Unlike the severe layout of the exterior, the interior is notable for its sumptuousness, especially visible in the chapel. The recurrent use of Corinthians motifs, the use of materials such as marble, bronze or stucco, and the presence of decorative elements such as garlands, angels, grapes, and flowers in the arches, pendentives, cornices, and vaults account for the ornamental profusion of this dependence.

In the chapel are the pantheons of María Teresa de Borbón and Vallabriga, XV Countess of Chinchón, second daughter of Luis Antonio de Borbón and wife of Manuel Godoy; and María Luisa de Borbón y Vallabriga, duchess consort of San Fernando de Quiroga, among other historical personalities.

The palace housed an important collection of works of art, from the Dukes of Alcudia and Sueca among which were pictures of Goya, Rembrandt, Murillo, Velázquez and Dürer, among other artists.

=== Landscape and Grounds ===
The palace was built on a plot of 71,469.46 m^{2}, within a landscaped complex of regular layout that, given the unevenness of the land, is arranged in terraces, which are accessed through stairways. To this is added the existence of a garden and a wild park, which extend the garden area through an integrating concept of palatial and rural architecture.

The gardens respond to a design with clear Italian influence.
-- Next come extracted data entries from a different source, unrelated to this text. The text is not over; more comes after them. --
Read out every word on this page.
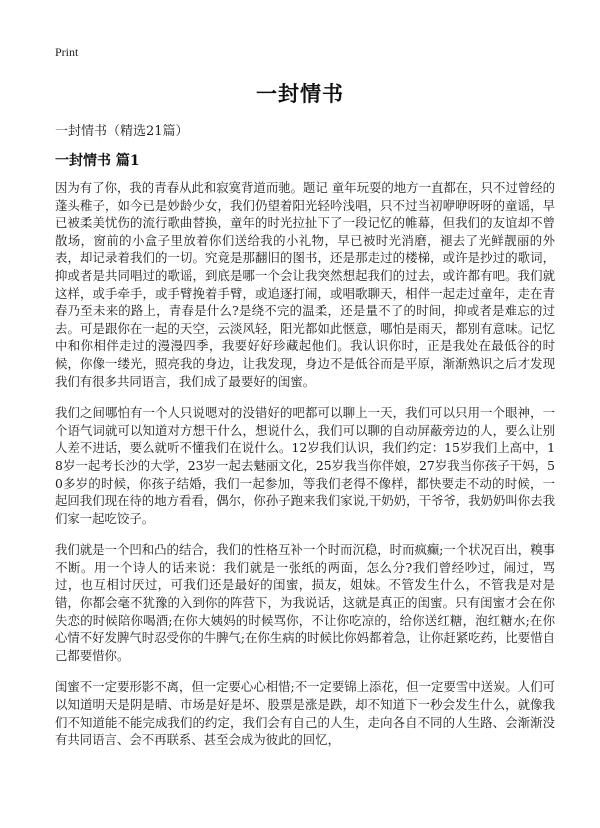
Print
一封情书
一封情书（精选21篇）
一封情书 篇1

因为有了你，我的青春从此和寂寞背道而驰。题记 童年玩耍的地方一直都在，只不过曾经的蓬头稚子，如今已是妙龄少女，我们仍望着阳光轻吟浅唱，只不过当初咿咿呀呀的童谣，早已被柔美忧伤的流行歌曲替换，童年的时光拉扯下了一段记忆的帷幕，但我们的友谊却不曾散场，窗前的小盒子里放着你们送给我的小礼物，早已被时光消磨，褪去了光鲜靓丽的外表，却记录着我们的一切。究竟是那翻旧的图书，还是那走过的楼梯，或许是抄过的歌词，抑或者是共同唱过的歌谣，到底是哪一个会让我突然想起我们的过去，或许都有吧。我们就这样，或手牵手，或手臂挽着手臂，或追逐打闹，或唱歌聊天，相伴一起走过童年，走在青春乃至未来的路上，青春是什么?是绕不完的温柔，还是量不了的时间，抑或者是难忘的过去。可是跟你在一起的天空，云淡风轻，阳光都如此惬意，哪怕是雨天，都别有意味。记忆中和你相伴走过的漫漫四季，我要好好珍藏起他们。我认识你时，正是我处在最低谷的时候，你像一缕光，照亮我的身边，让我发现，身边不是低谷而是平原，渐渐熟识之后才发现我们有很多共同语言，我们成了最要好的闺蜜。

我们之间哪怕有一个人只说嗯对的没错好的吧都可以聊上一天，我们可以只用一个眼神，一个语气词就可以知道对方想干什么，想说什么，我们可以聊的自动屏蔽旁边的人，要么让别人差不进话，要么就听不懂我们在说什么。12岁我们认识，我们约定：15岁我们上高中，18岁一起考长沙的大学，23岁一起去魅丽文化，25岁我当你伴娘，27岁我当你孩子干妈，50多岁的时候，你孩子结婚，我们一起参加，等我们老得不像样，都快要走不动的时候，一起回我们现在待的地方看看，偶尔，你孙子跑来我们家说,干奶奶，干爷爷，我奶奶叫你去我们家一起吃饺子。

我们就是一个凹和凸的结合，我们的性格互补一个时而沉稳，时而疯癫;一个状况百出，糗事不断。用一个诗人的话来说：我们就是一张纸的两面，怎么分?我们曾经吵过，闹过，骂过，也互相讨厌过，可我们还是最好的闺蜜，损友，姐妹。不管发生什么，不管我是对是错，你都会毫不犹豫的入到你的阵营下，为我说话，这就是真正的闺蜜。只有闺蜜才会在你失恋的时候陪你喝酒;在你大姨妈的时候骂你，不让你吃凉的，给你送红糖，泡红糖水;在你心情不好发脾气时忍受你的牛脾气;在你生病的时候比你妈都着急，让你赶紧吃药，比要惜自己都要惜你。

闺蜜不一定要形影不离，但一定要心心相惜;不一定要锦上添花，但一定要雪中送炭。人们可以知道明天是阴是晴、市场是好是坏、股票是涨是跌，却不知道下一秒会发生什么，就像我们不知道能不能完成我们的约定，我们会有自己的人生，走向各自不同的人生路、会渐渐没有共同语言、会不再联系、甚至会成为彼此的回忆，
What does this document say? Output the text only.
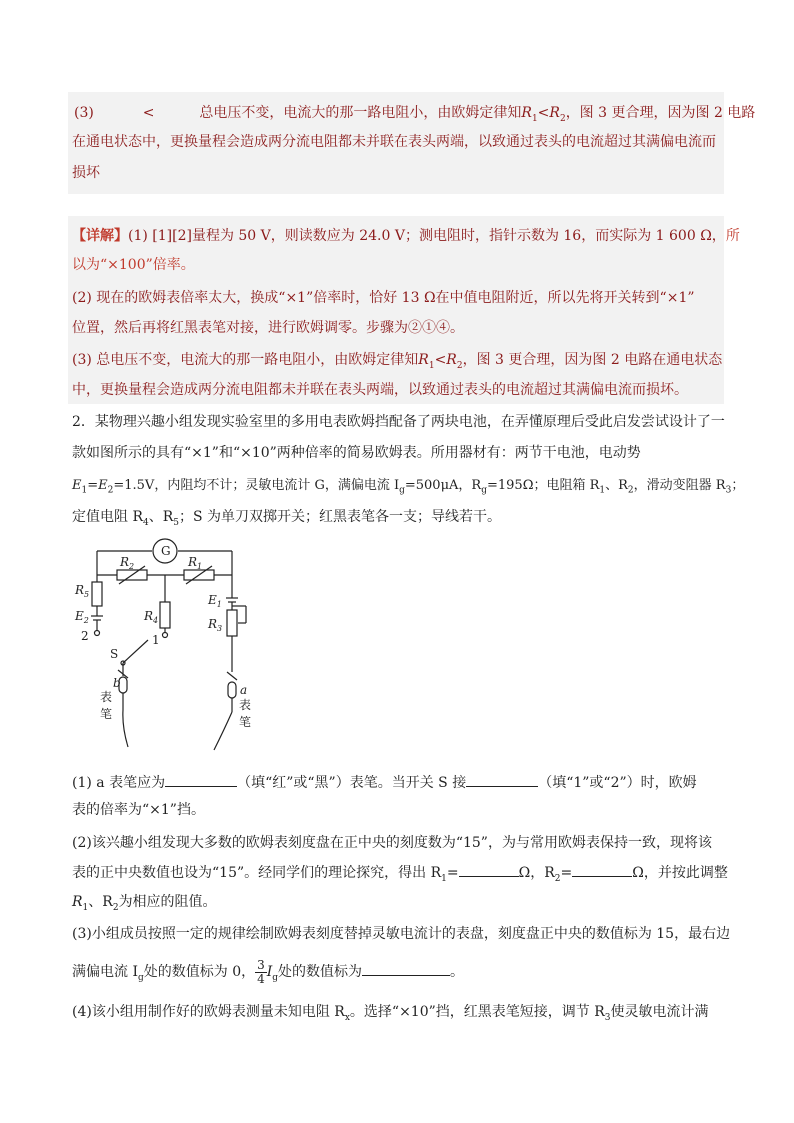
(3)	<	总电压不变，电流大的那一路电阻小，由欧姆定律知$R_1<R_2$，图 3 更合理，因为图 2 电路
在通电状态中，更换量程会造成两分流电阻都未并联在表头两端，以致通过表头的电流超过其满偏电流而
损坏
【详解】(1) [1][2]量程为 50 V，则读数应为 24.0 V；测电阻时，指针示数为 16，而实际为 1 600 Ω，所
以为“×100”倍率。
(2) 现在的欧姆表倍率太大，换成“×1”倍率时，恰好 13 Ω在中值电阻附近，所以先将开关转到“×1”
位置，然后再将红黑表笔对接，进行欧姆调零。步骤为②①④。
(3) 总电压不变，电流大的那一路电阻小，由欧姆定律知$R_1<R_2$，图 3 更合理，因为图 2 电路在通电状态
中，更换量程会造成两分流电阻都未并联在表头两端，以致通过表头的电流超过其满偏电流而损坏。
2．某物理兴趣小组发现实验室里的多用电表欧姆挡配备了两块电池，在弄懂原理后受此启发尝试设计了一
款如图所示的具有“×1”和“×10”两种倍率的简易欧姆表。所用器材有：两节干电池，电动势
$E_1=E_2=1.5V$，内阻均不计；灵敏电流计 G，满偏电流 $I_g=500\mu A$，$R_g=195\Omega$；电阻箱 $R_1$、$R_2$，滑动变阻器 $R_3$；
定值电阻 $R_4$、$R_5$；S 为单刀双掷开关；红黑表笔各一支；导线若干。
G
$R_2$	$R_1$
$R_5$
$E_2$
2
$R_4$
1
$E_1$
$R_3$
S
b
表
笔
a
表
笔
(1) a 表笔应为	（填“红”或“黑”）表笔。当开关 S 接	（填“1”或“2”）时，欧姆
表的倍率为“×1”挡。
(2)该兴趣小组发现大多数的欧姆表刻度盘在正中央的刻度数为“15”，为与常用欧姆表保持一致，现将该
表的正中央数值也设为“15”。经同学们的理论探究，得出 $R_1=$	Ω，$R_2=$	Ω，并按此调整
$R_1$、$R_2$为相应的阻值。
(3)小组成员按照一定的规律绘制欧姆表刻度替掉灵敏电流计的表盘，刻度盘正中央的数值标为 15，最右边
满偏电流 $I_g$处的数值标为 0， $\frac{3}{4} I_g$处的数值标为	。
(4)该小组用制作好的欧姆表测量未知电阻 $R_x$。选择“×10”挡，红黑表笔短接，调节 $R_3$使灵敏电流计满
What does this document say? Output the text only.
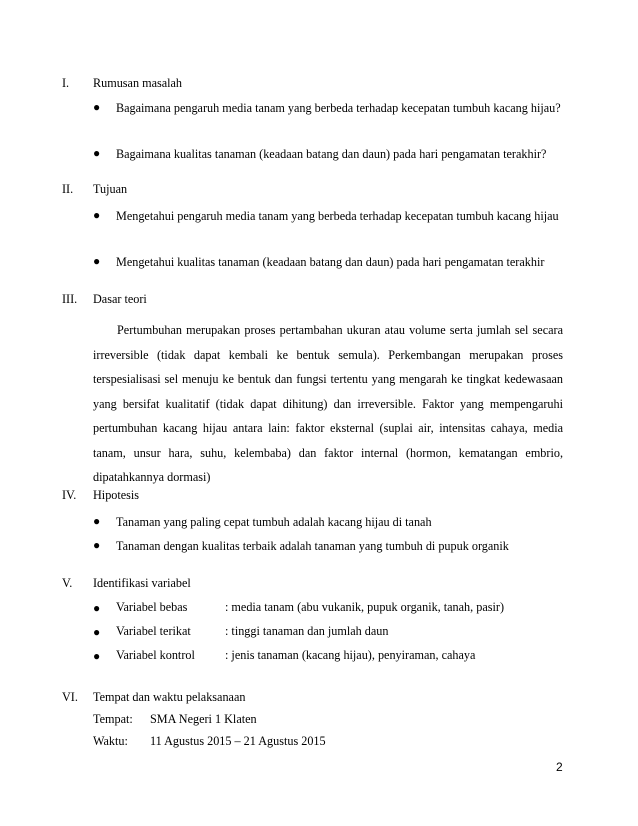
I.	Rumusan masalah
● Bagaimana pengaruh media tanam yang berbeda terhadap kecepatan tumbuh kacang hijau?
● Bagaimana kualitas tanaman (keadaan batang dan daun) pada hari pengamatan terakhir?
II.	Tujuan
● Mengetahui pengaruh media tanam yang berbeda terhadap kecepatan tumbuh kacang hijau
● Mengetahui kualitas tanaman (keadaan batang dan daun) pada hari pengamatan terakhir
III.	Dasar teori
Pertumbuhan merupakan proses pertambahan ukuran atau volume serta jumlah sel secara irreversible (tidak dapat kembali ke bentuk semula). Perkembangan merupakan proses terspesialisasi sel menuju ke bentuk dan fungsi tertentu yang mengarah ke tingkat kedewasaan yang bersifat kualitatif (tidak dapat dihitung) dan irreversible. Faktor yang mempengaruhi pertumbuhan kacang hijau antara lain: faktor eksternal (suplai air, intensitas cahaya, media tanam, unsur hara, suhu, kelembaba) dan faktor internal (hormon, kematangan embrio, dipatahkannya dormasi)
IV.	Hipotesis
● Tanaman yang paling cepat tumbuh adalah kacang hijau di tanah
● Tanaman dengan kualitas terbaik adalah tanaman yang tumbuh di pupuk organik
V.	Identifikasi variabel
● Variabel bebas	: media tanam (abu vukanik, pupuk organik, tanah, pasir)
● Variabel terikat	: tinggi tanaman dan jumlah daun
● Variabel kontrol : jenis tanaman (kacang hijau), penyiraman, cahaya
VI.	Tempat dan waktu pelaksanaan
Tempat: SMA Negeri 1 Klaten
Waktu: 11 Agustus 2015 – 21 Agustus 2015
2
They extend to the foot of the southern facade of the palace and are distributed in two well-differentiated areas, the high garden and the low garden, separated by two galleries.

Both had numerous ornamental elements, including three caves, a pond, a stone bridge and a Ferris wheel, which are still preserved, as well as the Fuente de las Conchas, designed by Ventura Rodríguez and sculpted by Francisco Gutiérrez Arribas and Manuel Álvarez el Griego , and located next to the rear facade of the Palatial residence until the beginning of the 19th century, when the heirs of the infant, Dukes of San Fernando de Quiroga, decided to give it to Ferdinand VII and his wife María Cristina, being installed in the Real Quinta de Vista Alegre. In 1845, this sculptural group was moved to the Campo del Moro, next to the Palacio Real de Madrid, where it is currently exhibited.
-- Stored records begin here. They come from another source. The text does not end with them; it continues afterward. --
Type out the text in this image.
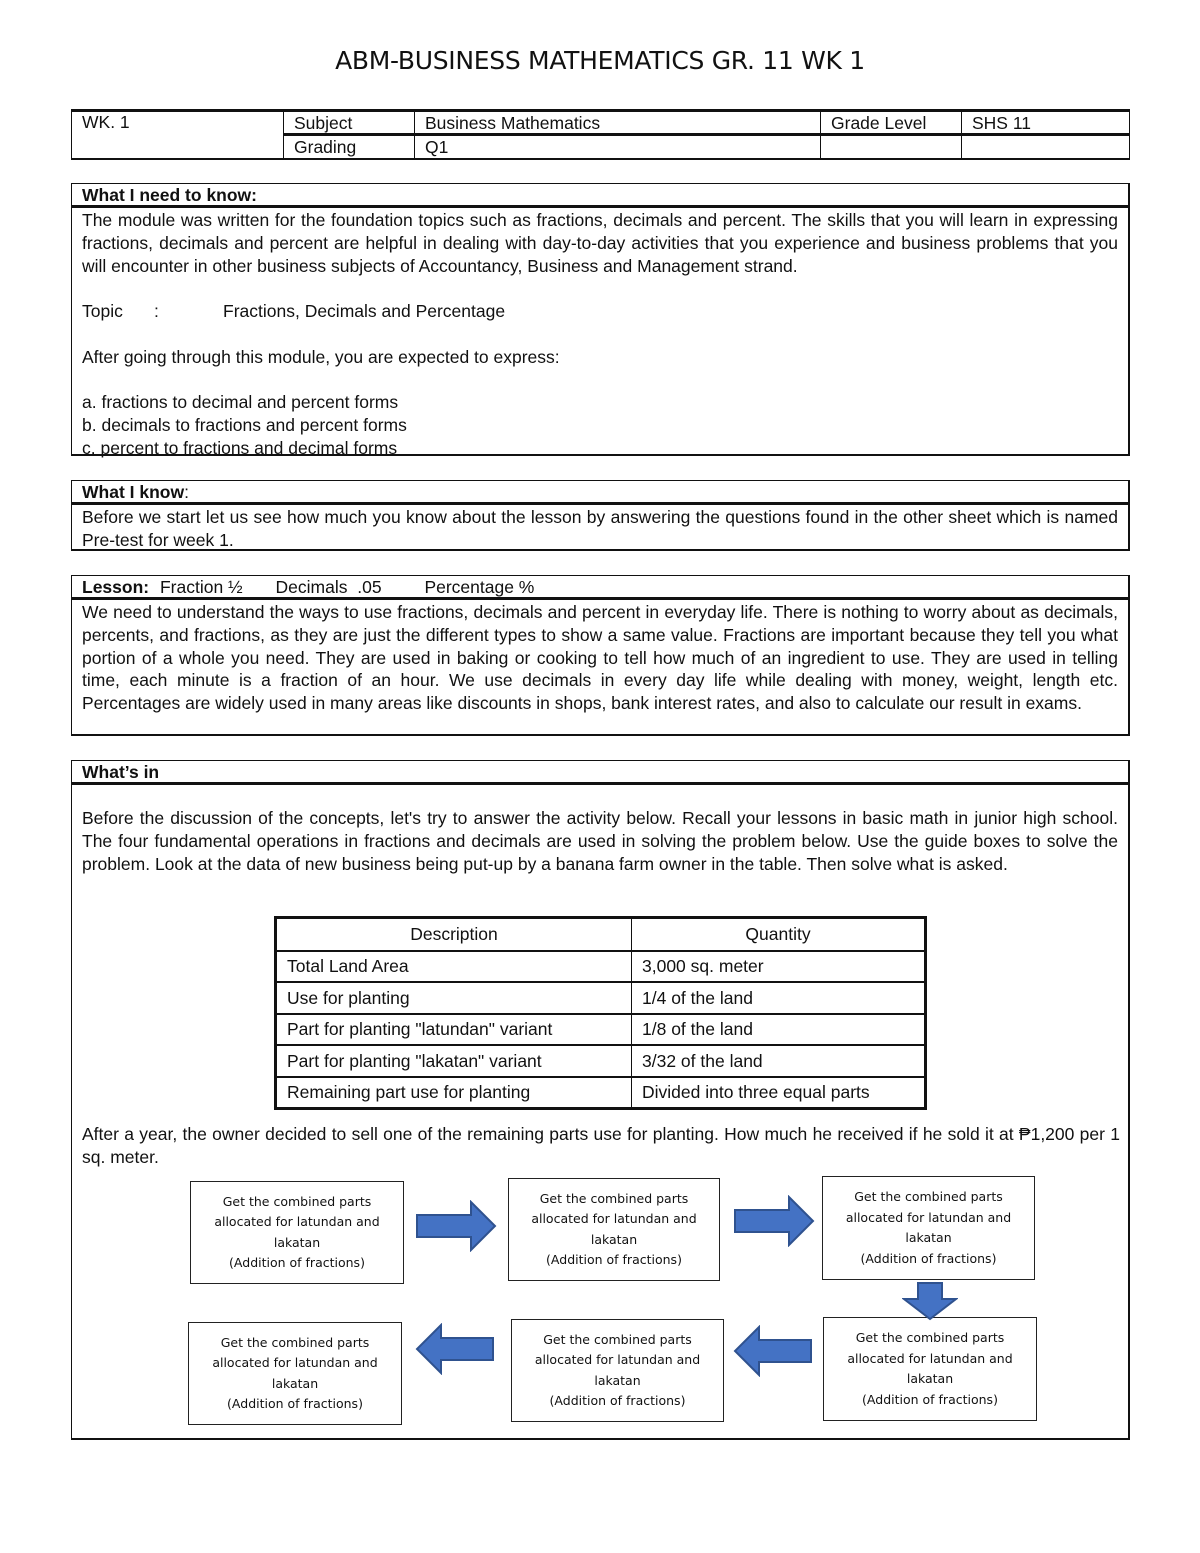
ABM-BUSINESS MATHEMATICS GR. 11 WK 1
WK. 1	Subject	Business Mathematics	Grade Level	SHS 11
	Grading	Q1		
What I need to know:
The module was written for the foundation topics such as fractions, decimals and percent. The skills that you will learn in expressing fractions, decimals and percent are helpful in dealing with day-to-day activities that you experience and business problems that you will encounter in other business subjects of Accountancy, Business and Management strand.
Topic	:	Fractions, Decimals and Percentage
After going through this module, you are expected to express:
a. fractions to decimal and percent forms
b. decimals to fractions and percent forms
c. percent to fractions and decimal forms
What I know:
Before we start let us see how much you know about the lesson by answering the questions found in the other sheet which is named Pre-test for week 1.
Lesson: Fraction ½ Decimals  .05 Percentage %
We need to understand the ways to use fractions, decimals and percent in everyday life. There is nothing to worry about as decimals, percents, and fractions, as they are just the different types to show a same value. Fractions are important because they tell you what portion of a whole you need. They are used in baking or cooking to tell how much of an ingredient to use. They are used in telling time, each minute is a fraction of an hour. We use decimals in every day life while dealing with money, weight, length etc. Percentages are widely used in many areas like discounts in shops, bank interest rates, and also to calculate our result in exams.
What’s in
Before the discussion of the concepts, let's try to answer the activity below. Recall your lessons in basic math in junior high school. The four fundamental operations in fractions and decimals are used in solving the problem below. Use the guide boxes to solve the problem. Look at the data of new business being put-up by a banana farm owner in the table. Then solve what is asked.
Description	Quantity
Total Land Area	3,000 sq. meter
Use for planting	1/4 of the land
Part for planting "latundan" variant	1/8 of the land
Part for planting "lakatan" variant	3/32 of the land
Remaining part use for planting	Divided into three equal parts
After a year, the owner decided to sell one of the remaining parts use for planting. How much he received if he sold it at ₱1,200 per 1 sq. meter.
Get the combined parts
allocated for latundan and
lakatan
(Addition of fractions)
Get the combined parts
allocated for latundan and
lakatan
(Addition of fractions)
Get the combined parts
allocated for latundan and
lakatan
(Addition of fractions)
Get the combined parts
allocated for latundan and
lakatan
(Addition of fractions)
Get the combined parts
allocated for latundan and
lakatan
(Addition of fractions)
Get the combined parts
allocated for latundan and
lakatan
(Addition of fractions)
In the vicinity of the northern (main) façade of the palace, forming an axis with its access door, there is a fountain (called [Ventura Rodríguez Fountain (Boadilla del Monte) | by Ventura Rodríguez, or the Tres Caños] ]) also designed by Ventura Rodríguez, formed by three niches and pilasters of Tuscany. It presided over a landscaped enclosure, that disappeared with the urban expansion of Boadilla del Monte, extending on its lot at the moment a street and a square.

The enclosure is surrounded by walls and walls of lime and bare brick, on which rests a balustrade of white stone of Colmenar de Oreja. The access is made through four neoclassical doors, made in brick and topped with triangular pediments, which are very deteriorated.